The European Parliament Legal Affairs (JURI) Committee voted today on the
opinion of Committee chair Klaus-Heiner Lehne (EPP, Germany) on the tobacco
directive. JURI is one of several opinion giving committees which feed into the
report of the lead committee - Environment, Public Health &
Food Safety (ENVI) .
In a nutshell, the vote went well in relation to the regulation of e-cigarettes, but badly for tobacco control measures designed to curb tobacco use. Mr Lehne agreed with my amendments on e-cigarettes (http://www.rebeccataylor.eu/wp-content/uploads/2013/06/Rebecca-Taylor-TPD-JURI-Amendments-June-2013.pdf) with the exception of the one on marketing restrictions, and they were duly adopted.
However, before anyone cracks open the champagne, please remember that this is only an opinion and the crucial report will be the ENVI committee one (vote scheduled for 11 July), which is what will go to plenary (the whole parliament).
In addition, Mr Lehne's report did not go through with a huge majority as a number of Socialist, Liberal and Green MEPs voted against it or abstained due to the amendments adopted in relation to tobacco control. I personally abstained as I could not vote in favour of an opinion that significantly weakened tobacco control measures compared to the original Commission proposal. Europe is no longer leading the fight against tobacco as countries like Brazil, Canada and Australia steam ahead and see further reductions in tobacco use.
I am unfortunately expecting a tough fight in ENVI to avoid the medicines route or a quasi medicines route for e-cigarettes. I will be working with the ALDE group shadow draftsperson Mrs Frédérique Ries and my North West LibDem colleague Chris Davies to try to come up with a compromise proposal (based on amendments already tabled) that will tighten up the regulation of e-cigarettes sufficiently without regulating them as medicines as to gain the support of those currently backing a pharmaceutical approach. Not easy : (
My red line on e-cigarettes remains that I cannot vote in favour of a regulatory framework that will result in e-cigs being less available than tobacco products. This is not in the interests of public health.

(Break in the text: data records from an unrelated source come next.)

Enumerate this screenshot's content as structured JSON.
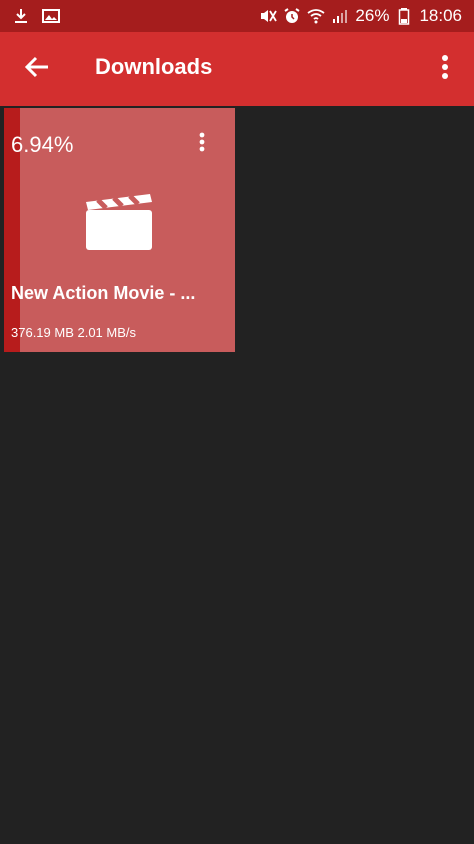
{
  "status_bar": {
    "battery": "26%",
    "time": "18:06",
    "icons_left": [
      "download-icon",
      "image-icon"
    ],
    "icons_right": [
      "mute-icon",
      "alarm-icon",
      "wifi-icon",
      "signal-icon",
      "battery-icon"
    ]
  },
  "app_bar": {
    "title": "Downloads",
    "back_icon": "arrow-left-icon",
    "menu_icon": "more-vert-icon"
  },
  "downloads": [
    {
      "percent_label": "6.94%",
      "progress": 0.0694,
      "name": "New Action Movie - ...",
      "info": "376.19 MB 2.01 MB/s",
      "thumbnail_icon": "movie-clapper-icon",
      "menu_icon": "more-vert-icon"
    }
  ],
  "colors": {
    "status_bar": "#a51d1d",
    "app_bar": "#d32f2f",
    "background": "#222222",
    "card": "#c85c5c",
    "progress": "#b71c1c",
    "text": "#ffffff"
  }
}
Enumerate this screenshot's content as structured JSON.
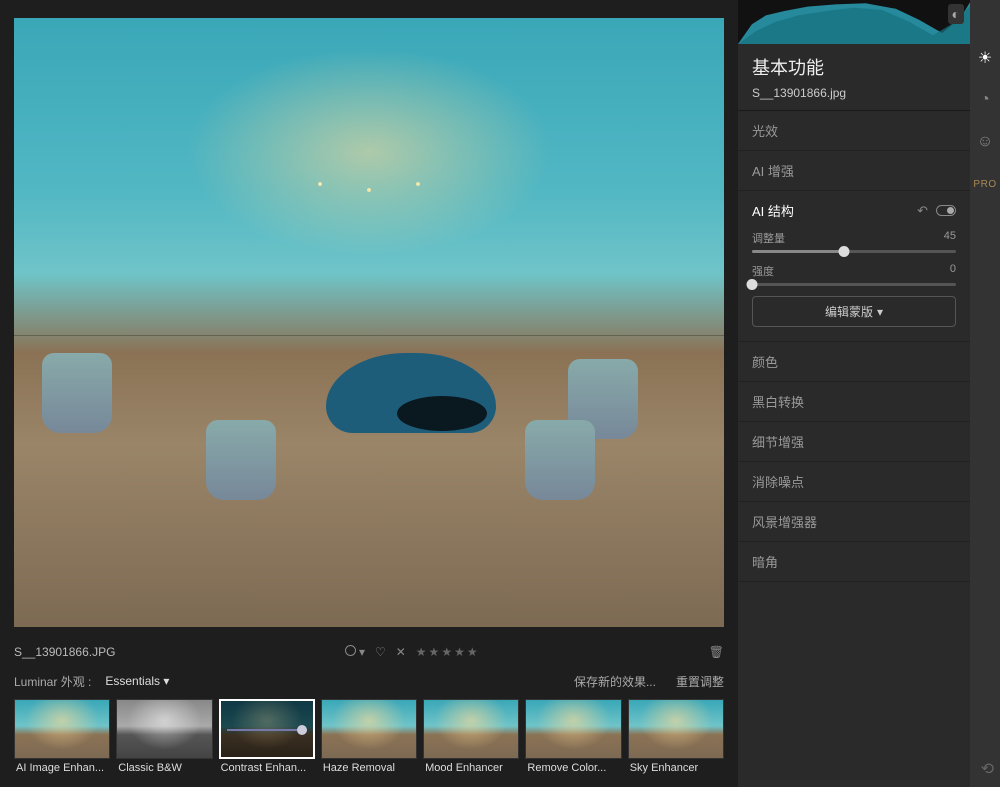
{
  "panel": {
    "title": "基本功能",
    "filename": "S__13901866.jpg",
    "sections": {
      "light": "光效",
      "ai_enhance": "AI 增强",
      "ai_structure": "AI 结构",
      "color": "颜色",
      "bw": "黑白转换",
      "detail": "细节增强",
      "denoise": "消除噪点",
      "landscape": "风景增强器",
      "vignette": "暗角"
    },
    "ai_structure": {
      "amount_label": "调整量",
      "amount_value": "45",
      "amount_pct": 45,
      "boost_label": "强度",
      "boost_value": "0",
      "boost_pct": 0,
      "mask_button": "编辑蒙版"
    }
  },
  "underbar": {
    "filename": "S__13901866.JPG"
  },
  "looks": {
    "prefix": "Luminar 外观 :",
    "category": "Essentials",
    "save_new": "保存新的效果...",
    "reset": "重置调整"
  },
  "thumbs": [
    {
      "label": "AI Image Enhan...",
      "style": "t-normal"
    },
    {
      "label": "Classic B&W",
      "style": "t-bw"
    },
    {
      "label": "Contrast Enhan...",
      "style": "t-dark",
      "selected": true,
      "slider": true
    },
    {
      "label": "Haze Removal",
      "style": "t-normal"
    },
    {
      "label": "Mood Enhancer",
      "style": "t-normal"
    },
    {
      "label": "Remove Color...",
      "style": "t-normal"
    },
    {
      "label": "Sky Enhancer",
      "style": "t-normal"
    }
  ],
  "rail": {
    "pro_label": "PRO"
  }
}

In the JURI committee, the position of the Liberal (ALDE), Socialist (S&D) and Green (Green/EFA) groups on key issues such as health warnings, packaging, characterising flavours and slim cigarettes was very different to the Centre Right (EPP) group. This led to many close votes on such amendments, but sadly virtually each time the votes were (just) lost in favour of a weak approach to tobacco control, which I'm sure will please the tobacco industry.
This is the first time since I became an MEP some 15 months ago that I feel very disappointed with the outcome of votes. Tobacco is a serious public health scourge that kills 700,000 Europeans every year and it demands a strong response.